Silver spurflowers (Silver Plectranthus), also known as silver shields, are members of the mint family that produce attractive velvety leaves with a silver color. This vibrant foliage plant is great for adding silvery highlights to your garden when you use it as a garden filler, ground cover, or border plant.

This versatile plant is at its happiest in free-draining soil with regular watering. It should be planted in partial sun and it is quite heat and humidity tolerant.

You can use these Persian shield companion bushes in garden beds or containers. They are shorter than Persian shield plants with a maximum height of just 30 inches tall. Because of their shorter height, they can be planted underneath, around, or in front of your taller plants.

What NOT to Plant with Persian Shield

Persian shield prefers humid and warm conditions. It won’t grow well in dry soil and the leaves can become scorched in direct sunlight in warmer climates. Because of its growing requirements, this plant shouldn’t be grown with drought-tolerant plant species like lavender, coneflowers, or bee balm.

These fast-growing plants can also smother slow-growing plant species like jade plants, or devil’s ivy. It is best to pair them with other plants that grow relatively fast.

Landscaping Ideas for Persian Shield and Companions

Now that you know more about the best companion plants for Persian Shield, it is time to discuss different ways to pair these plants in your landscape. Here is a quick look at some creative ways to pair and use them in your garden or patio.

In Mixed Containers

Persian shields are great for creating interesting planter combinations. This bright plant can be used as a thriller in the middle of a container with a contrasting variety like lambs ear, spurflower, Coleus or dusty miller as a filler plant.

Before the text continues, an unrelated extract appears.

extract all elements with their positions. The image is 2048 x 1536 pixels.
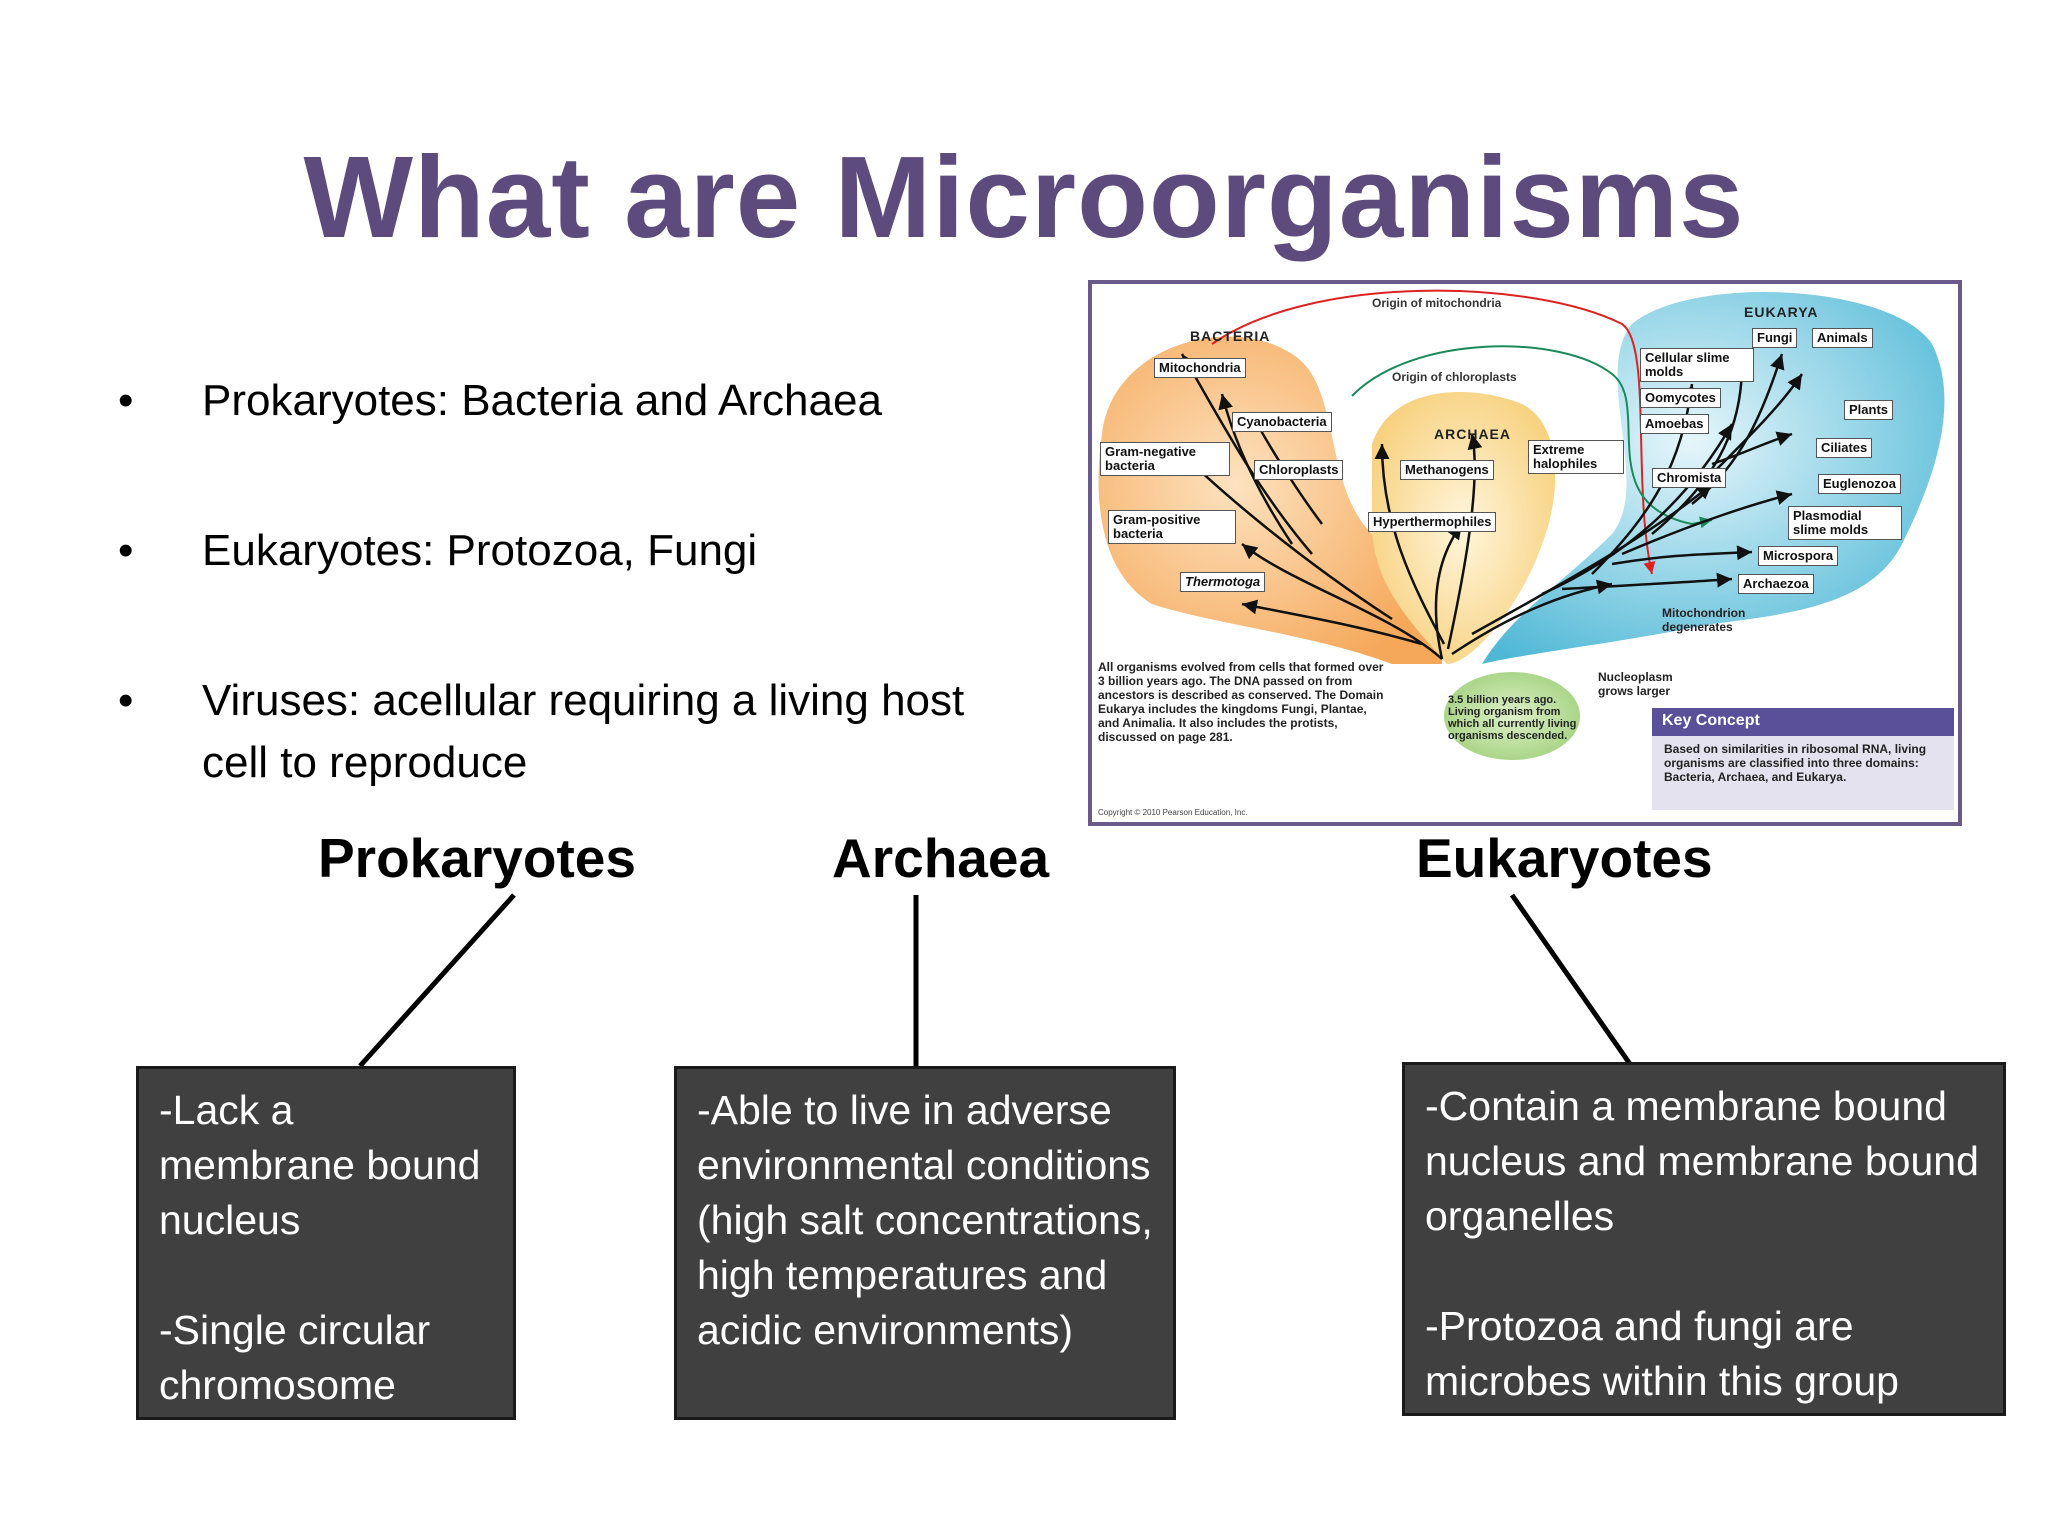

You can then create a dramatic waterfall effect by adding a spiller plant to the combination that can grow over the edge of your hanging baskets or tall containers or simply decorate them indoors as houseplants.

For Bold Contrast Effects

Plant combinations that are in stark contrast with one another always attract a lot of attention. To create lots of bold contrast, you should combine the dark leaves of Persian shield with contrasting foliage plants such as dusty miller or lamb’s ears. You can also pair this dark plant with bold flowering plant-like impatiens to create a striking effect in your garden.

Persian Shield as Ground Cover

The dark leaves of this plant will also look striking if you use it as a ground cover or filler plant underneath a tall bright and bold plant like elephant’s ears, banana tree, or canna lilies.


How to make Persian shield bushier?

To encourage bushier growth in Persian shield plants, pinch back the growing tips regularly to promote branching and encourage lateral growth. Provide bright, indirect light and maintain consistent watering to support healthy foliage development.

Why is my Persian shield dying?

Persian shield plants may decline due to various factors such as underwatering, overwatering, inadequate light, pests, diseases, or environmental stress. Assess the plant’s care routine and growing conditions to identify and address any issues promptly.

Should I mist my Persian shield plant?

Persian shield plants appreciate moderate to high humidity levels, but misting alone may not provide sufficient moisture. Instead, consider placing a humidifier nearby or grouping plants together to create a more humid microclimate. Additionally, avoid misting the leaves directly, as this can encourage fungal diseases.

Can you grow Persian shield from cuttings?

Yes, Persian shield plants can be propagated from stem cuttings. Take 4-6 inch cuttings from healthy stems, remove the lower leaves, and plant them in moist, well-draining soil or a propagation medium. Place the cuttings in a warm, bright location, and they should root within a few weeks.

Final Thoughts

Persian shields are versatile plants that have many applications in the garden. They can look mesmerizing on their own but will look especially good if you pair them with other vivid plants like sweet potato vine plants, dusty miller, lamb’s ears, or spurflowers or you can pair them with colorful flowering plants like impatiens.

We hope that this guide was useful for identifying the best companions to grow with Persian shields so you can create a stunning garden filled with lots of color and charm.